La struttura è inagibile e il Comune non è stato neppure informato. Con queste motivazioni, il sindaco di Santa Marina, Dionigi Fortunato, in una lettera, ha chiesto che venga sospeso ogni provvedimento di accoglienza di immigrati nella struttura dell’ex seminario. L’amministrazione Fortunato, stando a quanto riferito dal primo cittadino, sarebbe venuta a conoscenza dell’arrivo di un alto numero di extracomunitari nell’ex edificio del seminario vescovile di Policastro Bussentino solo casualmente. 

«Rammaricandomi innanzitutto dell’irritualità di tale procedura, non essendo stato in alcun modo informato, si rammenta che è il primo cittadino il primo responsabile dell’ordine pubblico del proprio Comune, e si fa presente che la struttura di riferimento è una struttura priva di agibilità, motivo per il quale il competente piano di zona – ambito s9,  ha già  respinto rispettivamente  in data  01.9.2015 ed in data 02.9.2015  le richieste  di   autorizzazione, nella medesima struttura,  di  una comunità alloggio per anziani e di una comunità alloggio per disabili», ha spiegato in una missiva inviata al vescovo della Diocesi, al prefetto e al legale rappresentante della Multiservice Sud. 
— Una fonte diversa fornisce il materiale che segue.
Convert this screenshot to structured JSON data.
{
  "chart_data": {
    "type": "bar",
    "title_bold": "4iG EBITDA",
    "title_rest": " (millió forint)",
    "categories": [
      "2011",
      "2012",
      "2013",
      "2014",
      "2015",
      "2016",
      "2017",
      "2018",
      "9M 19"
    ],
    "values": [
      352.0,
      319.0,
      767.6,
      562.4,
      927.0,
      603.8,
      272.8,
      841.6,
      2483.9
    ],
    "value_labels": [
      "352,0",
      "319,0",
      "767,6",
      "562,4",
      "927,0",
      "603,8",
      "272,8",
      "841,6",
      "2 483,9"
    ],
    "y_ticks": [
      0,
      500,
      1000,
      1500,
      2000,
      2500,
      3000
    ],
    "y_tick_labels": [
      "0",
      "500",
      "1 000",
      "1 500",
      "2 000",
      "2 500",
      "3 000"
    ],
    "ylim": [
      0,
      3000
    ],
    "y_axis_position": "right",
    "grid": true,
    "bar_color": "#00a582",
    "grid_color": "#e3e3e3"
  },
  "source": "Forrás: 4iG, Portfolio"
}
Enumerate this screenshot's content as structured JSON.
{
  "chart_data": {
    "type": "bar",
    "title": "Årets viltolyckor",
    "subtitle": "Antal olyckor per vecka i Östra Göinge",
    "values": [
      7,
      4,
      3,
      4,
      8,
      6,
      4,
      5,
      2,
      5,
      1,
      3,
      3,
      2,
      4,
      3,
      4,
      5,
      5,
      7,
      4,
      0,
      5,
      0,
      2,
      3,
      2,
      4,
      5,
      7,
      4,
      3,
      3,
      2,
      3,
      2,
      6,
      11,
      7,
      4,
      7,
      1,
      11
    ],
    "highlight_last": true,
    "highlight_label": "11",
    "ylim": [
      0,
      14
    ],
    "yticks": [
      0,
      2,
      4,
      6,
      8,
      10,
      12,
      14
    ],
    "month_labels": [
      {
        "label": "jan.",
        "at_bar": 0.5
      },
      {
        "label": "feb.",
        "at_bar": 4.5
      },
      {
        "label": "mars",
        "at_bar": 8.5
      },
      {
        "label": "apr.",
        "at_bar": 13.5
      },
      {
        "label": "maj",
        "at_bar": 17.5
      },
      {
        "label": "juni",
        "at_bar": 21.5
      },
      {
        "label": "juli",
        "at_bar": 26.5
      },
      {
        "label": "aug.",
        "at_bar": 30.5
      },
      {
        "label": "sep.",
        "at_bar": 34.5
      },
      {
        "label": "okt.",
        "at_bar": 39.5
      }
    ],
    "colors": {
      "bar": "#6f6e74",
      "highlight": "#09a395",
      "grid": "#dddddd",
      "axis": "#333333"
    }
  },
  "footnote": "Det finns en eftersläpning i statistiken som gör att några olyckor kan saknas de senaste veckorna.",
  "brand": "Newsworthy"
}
«La cosa desta ancora più meraviglia – si legge – in quanto la cooperativa ‘De Gratia Laborandi’ richiedente le predette autorizzazioni, ha presentato ricorso al Tar per l’annullamento di tali provvedimenti, previa sospensiva dello stesso, essendo già presenti all’interno della struttura, da molti anni, anziani e disabili». E aggiunge: «A questo punto mi chiedo e chiedo all.mo sig. Prefetto: e’ possibile che all’interno di una struttura, peraltro priva di agibilità, possano coesistere anziani, disabili ed extracomunitari? Sembra, peraltro, che la richiesta di accoglienza e la messa a disposizione dell’immobile sia stata fatta dalla cooperativa Multiservice sud, locataria dell’immobile, mentre la richiesta di autorizzazione per l’esercizio della comunità alloggio per anziani e della comunità alloggio per disabili, nel medesimo immobile,  è stata presentata dalla cooperativa ‘De Gratia Laborandi’ a cui l’immobile è stato messo a disposizione dalla cooperativa Multiservice sud.  E’ evidente che le due cose sono inconciliabili, né si comprende chi abbia la reale disponibilità della struttura». 

Si tratterebbe, dunque, solo di un problema tecnico, legato all’inagibilità della struttura. Ma l’amministrazione ha anche chiarito che il Comune «ha già contribuito all’accoglienza di alcune famiglie di extracomunitari che hanno già saturato la potenziale capacità ricettiva del nostro territorio». «Al fine di evitare commenti speculativi – sottoline –  questo Comune è stato tra i primi a chiedere ed ottenere l’accoglienza di rifugiati politici, tutt’ora presenti sul suo territorio. Tale segnalazione è conseguenza, unicamente, dell’inidoneità  della struttura e del ridotto numero di abitanti di questa Comunità».